The grownups packed suitcases in secret on a Thursday night.
The next morning we pretended to drive to school, and then got on the highway instead. We cranked up the soundtrack to the Percy Jackson musical. Both kids sang along.
“Aren’t we going to school?” one of them finally asked.
“Nope,”
“Where are we going?”
“New York!”
All of us loved The Lightning Thief. It reminded me what I adore about theater. A small cast played a whole host of characters with dizzying quick-changes, vocal ranges few mortals can aspire to, and ingenious shoestring effects like tidal waves created with toilet paper and leaf blowers.

This was also the year I joined forces with Marietta Zacker, magnificent literary agent and source of much that is good in the universe.

And this was the year I crashed the National Book Awards for no reason other than to see and celebrate bookish friends in their finery.

At the gala I met LeVar Burton. We hugged. He knew my name because he recently picked one of my short stories to read for his podcast. The man who played Geordi LaForge performed some words that I wrote to revisit science fictional disability and my inner eleven-year-old wonders where we can possibly go from here.

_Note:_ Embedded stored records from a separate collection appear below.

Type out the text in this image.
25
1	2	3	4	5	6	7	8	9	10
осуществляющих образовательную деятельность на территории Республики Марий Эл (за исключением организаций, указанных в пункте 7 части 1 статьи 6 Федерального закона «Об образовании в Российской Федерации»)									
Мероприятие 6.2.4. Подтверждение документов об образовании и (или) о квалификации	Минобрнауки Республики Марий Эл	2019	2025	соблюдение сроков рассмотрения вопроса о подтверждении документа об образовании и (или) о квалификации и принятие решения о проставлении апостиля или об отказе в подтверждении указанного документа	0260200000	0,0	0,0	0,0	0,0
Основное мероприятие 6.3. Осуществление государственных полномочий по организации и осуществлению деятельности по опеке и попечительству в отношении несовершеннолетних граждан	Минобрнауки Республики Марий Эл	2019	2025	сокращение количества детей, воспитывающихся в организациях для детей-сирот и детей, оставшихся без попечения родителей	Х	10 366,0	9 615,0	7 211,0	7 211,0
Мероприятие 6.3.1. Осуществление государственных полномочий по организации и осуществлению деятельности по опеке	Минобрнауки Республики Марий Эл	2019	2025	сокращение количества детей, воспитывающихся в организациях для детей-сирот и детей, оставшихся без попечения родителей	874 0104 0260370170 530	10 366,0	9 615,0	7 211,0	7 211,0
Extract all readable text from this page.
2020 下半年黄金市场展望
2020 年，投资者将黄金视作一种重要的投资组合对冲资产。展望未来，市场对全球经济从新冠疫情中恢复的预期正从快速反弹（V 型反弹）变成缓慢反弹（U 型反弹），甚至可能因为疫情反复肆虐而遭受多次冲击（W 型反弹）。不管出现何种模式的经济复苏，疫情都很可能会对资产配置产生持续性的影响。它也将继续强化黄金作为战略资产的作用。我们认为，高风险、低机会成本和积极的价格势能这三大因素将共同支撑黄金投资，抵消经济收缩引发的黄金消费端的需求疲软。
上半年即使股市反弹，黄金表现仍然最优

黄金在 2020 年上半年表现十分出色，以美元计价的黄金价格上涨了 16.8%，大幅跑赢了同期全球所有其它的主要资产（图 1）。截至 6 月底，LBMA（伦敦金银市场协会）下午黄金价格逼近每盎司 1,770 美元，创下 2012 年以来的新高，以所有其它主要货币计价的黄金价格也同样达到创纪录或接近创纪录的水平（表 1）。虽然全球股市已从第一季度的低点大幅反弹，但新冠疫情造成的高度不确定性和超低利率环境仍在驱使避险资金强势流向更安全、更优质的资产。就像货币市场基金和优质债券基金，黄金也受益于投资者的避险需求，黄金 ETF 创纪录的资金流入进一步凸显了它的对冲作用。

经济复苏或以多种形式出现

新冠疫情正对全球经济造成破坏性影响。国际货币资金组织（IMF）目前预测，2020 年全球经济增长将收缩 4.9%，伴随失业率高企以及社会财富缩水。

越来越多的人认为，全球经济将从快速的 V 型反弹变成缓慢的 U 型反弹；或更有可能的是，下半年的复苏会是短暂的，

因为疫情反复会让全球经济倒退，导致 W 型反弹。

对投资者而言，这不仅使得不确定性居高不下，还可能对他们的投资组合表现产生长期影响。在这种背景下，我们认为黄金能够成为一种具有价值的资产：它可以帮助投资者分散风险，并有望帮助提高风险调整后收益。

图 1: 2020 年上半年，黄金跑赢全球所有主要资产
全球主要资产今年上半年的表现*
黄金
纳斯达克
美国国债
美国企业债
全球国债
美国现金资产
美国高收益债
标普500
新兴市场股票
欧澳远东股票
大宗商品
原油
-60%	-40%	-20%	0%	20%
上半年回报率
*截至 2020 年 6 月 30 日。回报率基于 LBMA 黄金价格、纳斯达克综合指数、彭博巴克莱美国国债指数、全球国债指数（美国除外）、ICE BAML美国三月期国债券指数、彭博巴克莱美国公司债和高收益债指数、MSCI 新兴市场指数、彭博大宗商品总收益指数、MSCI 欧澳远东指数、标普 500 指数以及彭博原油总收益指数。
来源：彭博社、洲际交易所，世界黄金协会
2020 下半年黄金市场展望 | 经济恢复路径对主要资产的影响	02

Next year I might blog more than once. Maybe. Probably not. I plan to avoid the interwebs while working on secret projects and continuing to serve as faculty chair for this amazing program. So let me tell you a story now, before I disappear for a bit.
A couple of months ago I was on a panel of authors and historians at a convention. We talked about science fictional futures worth envisioning and striving for. It was was fun. It was also hopeful–or at least it tried to be.
Right after the panel a teenager stepped up to the stage to talk to me. She cheerfully pointed out that the planet, by the estimation of many notable experts, will soon become unsalvageable. That is the future she envisions.
“Everyone seems to be counting on us,” she said. “On kids. No pressure. But at the same time no one listens to us, and nothing seems to change no matter what we do. So my friends mostly sit around and joke about their nihilistic despair. How do we keep from doing that?”
Ack.
I tried to give her a good answer. We talked about how hard it is to shift the story of your own actions from despair to possibility when you can’t see any tangible results. This feels like watching your own hair grow in the mirror. It looks like nothing. It is not nothing.
I told her that writing novels also feels like this. Books are too big. You can’t ever see the whole project at once. But one word after another will still accumulate.
I told her how much I hate the phrase “just a drop in the bucket,” because we use it to describe meaningless and negligible contributions to something. This is wrong. A bucket placed under a leaky sink will be full by morning. Drops add up. So do words. So does everything else.
I told her something that many friends have said to me lately, in some form or another: the Old Lie has collapsed. It insisted that nothing was wrong. The New Lie has replaced it, and now insists that it’s too late to change, that all of us are powerless to do anything about any of it. “Don’t tell yourself the New Lie! Don’t tell each other the New Lie. Don’t put yourselves in that story. We owe each other better stories.”
Happy New Year, mi gente. Get in some good trouble. Tell each other better stories.